No, I wasn’t at the Met when she was there. I think she retired just about the time I came in.
Photo by Elise Bakketun
When last we saw you, as Leone in Attila, you were a briefly-appearing religious figure of terrifying power. Same goes for this role. What else do these two characters have in common?
Well, he’s another religious nut, another extremist—-a fundamentalist—-who would just as soon beat Cio-Cio-San to death for leaving their religion. I think Leone probably felt the same way. So, yeah, they have a lot in common.
Have you ever known anyone like that?
No, thank goodness. I read about them in the newspaper. There are a few over in the Middle East right now. Some of the ayatollahs are religious extremists, who would literally kill an apostate for leaving their religion.

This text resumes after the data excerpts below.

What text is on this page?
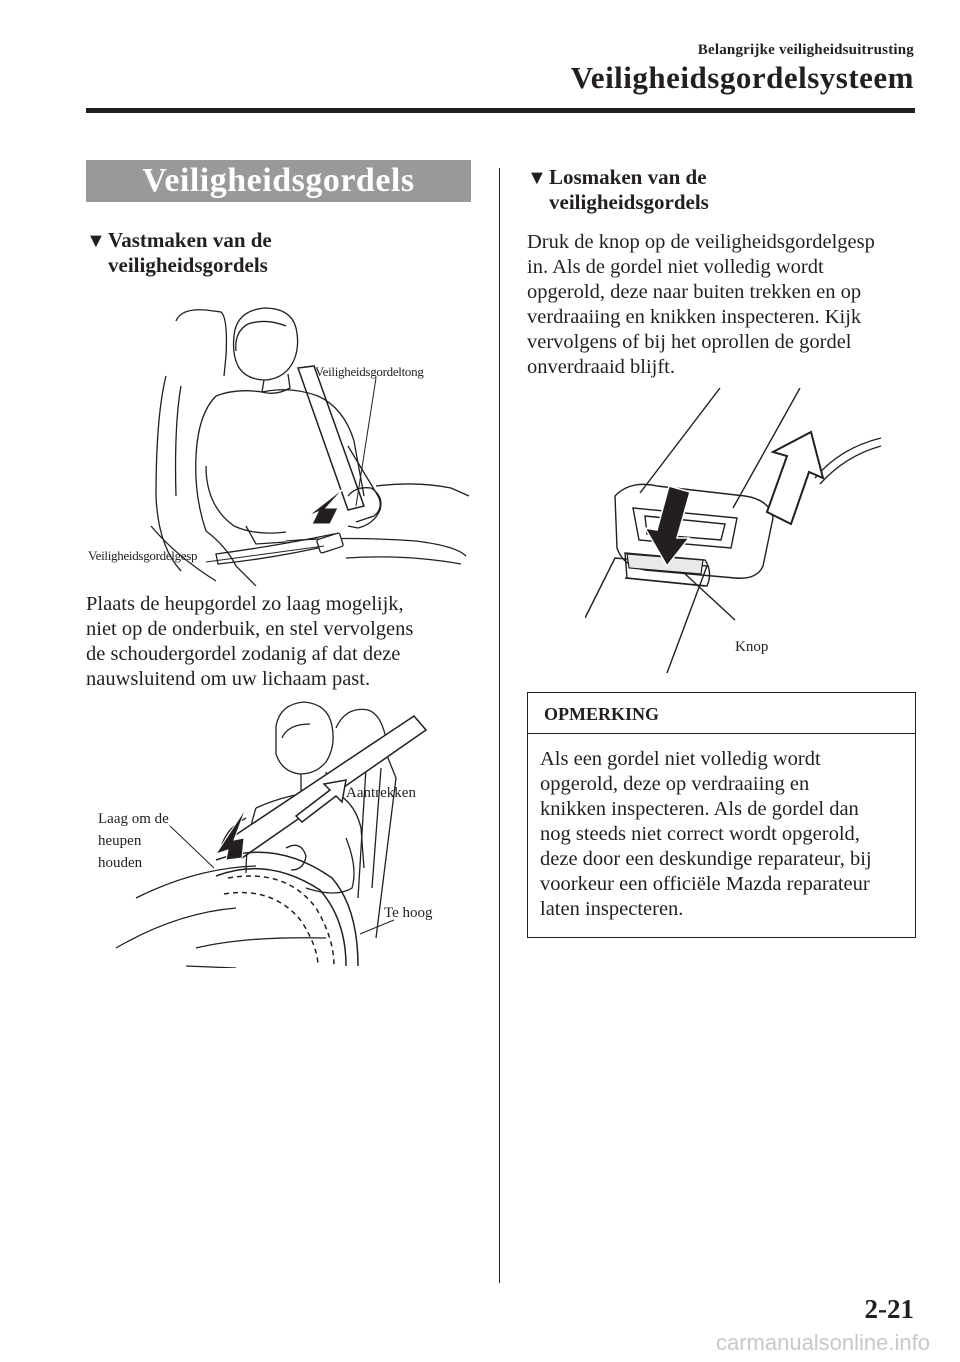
Belangrijke veiligheidsuitrusting
Veiligheidsgordelsysteem
Veiligheidsgordels
▼ Vastmaken van de
veiligheidsgordels
Veiligheidsgordeltong
Veiligheidsgordelgesp
Plaats de heupgordel zo laag mogelijk,
niet op de onderbuik, en stel vervolgens
de schoudergordel zodanig af dat deze
nauwsluitend om uw lichaam past.
Aantrekken
Laag om de
heupen
houden
Te hoog
▼ Losmaken van de
veiligheidsgordels
Druk de knop op de veiligheidsgordelgesp
in. Als de gordel niet volledig wordt
opgerold, deze naar buiten trekken en op
verdraaiing en knikken inspecteren. Kijk
vervolgens of bij het oprollen de gordel
onverdraaid blijft.
Knop
OPMERKING
Als een gordel niet volledig wordt
opgerold, deze op verdraaiing en
knikken inspecteren. Als de gordel dan
nog steeds niet correct wordt opgerold,
deze door een deskundige reparateur, bij
voorkeur een officiële Mazda reparateur
laten inspecteren.
2-21
carmanualsonline.info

Even a member of his own family.
I think so. In our production, you see me moving toward her—-I think he would beat her, if Pinkerton didn't protect her. He would beat her.
There’s a neat moment Stage Director Peter Kazaras has added to the story here, between you and Butterfly’s mother.
Yes, she wants to comfort her daughter, and I won’t let her. We have excommunicated her, and you can’t go near her now. To you, she is dead, to all of us. Fundamentalist, and extreme. Sad, but true. The great tragedy of the opera is that, by doing what she has done, she has cut herself off from everything. That’s one of the reasons she turns down Yamadori. She’s waiting for Pinkerton, of course, but also she can’t go back.
Photo by Elise Bakketun
She’s not Japanese any more, or so she thinks. Speaking of Yamadori, many of the roles in this opera are very small: the Bonze, the other guys at the wedding, Yamadori.
Great for people starting out, or finishing, their careers!
Beyond getting a paycheck, what’s the satisfaction of performing these ‘cameo’ parts?
With an opera like this I get to sit and listen to the beautiful music and not worry about whether I’m going to run out of voice by the end, or get tired! For most of my career I used to do all the leads, but for the last few years I’ve been doing all the supporting parts, and that’s fine. I’m about ready to wind it all up. The satisfaction in doing anything is you do it well, you’re still singing well, you don’t embarrass yourself.
How do you know if you’re doing a good job, with these very small parts? You barely have enough time to build a relationship with the audience.
Well, first you have to trust the director and conductor. Peter is a very good director; through experience with different directors, you learn which moves work, which make an impact. And you notice with the conductor here [Julian Kovatchev], with my one big excommunication line he takes the orchestra way down, and I sing straight out.
You’ve been singing opera for quite some time—this opera, almost 50 years. Can you generalize about how audiences have changed over the years?
Wow. I don't know...you’ve got a lot of older people, you’ve got a lot of younger people, you’ve got new people coming in all the time, who are just discovering the power of it, and the older people who, thank God, are still supporting it and dragging the new people to see it, and opening their eyes up. I think the opera audience, God bless ‘em, they’ve always been there, and I hope they always are.
And the new technology that makes possible our simulcast, on May 5...
Yes! How exciting. I’ve been to a few of the Met HD simulcasts. My one complaint is that, of course, it doesn’t sound the same as it does in the house. But the pluses are the camera-work, the close-ups, the backstage things; they take you behind the scenes and show you changing the scenery, working the props, adjusting the lighting and all that. I think that’s wonderful! Most of the audience never sees anything like that. The few people—family and friends—whom I’ve often taken on backstage tours, at the Met or in Chicago, they were amazed. It pulled them into it, gave them a greater appreciation of what went into putting on an opera. And that’s a wonderful thing to know when you’re sitting and enjoying a performance.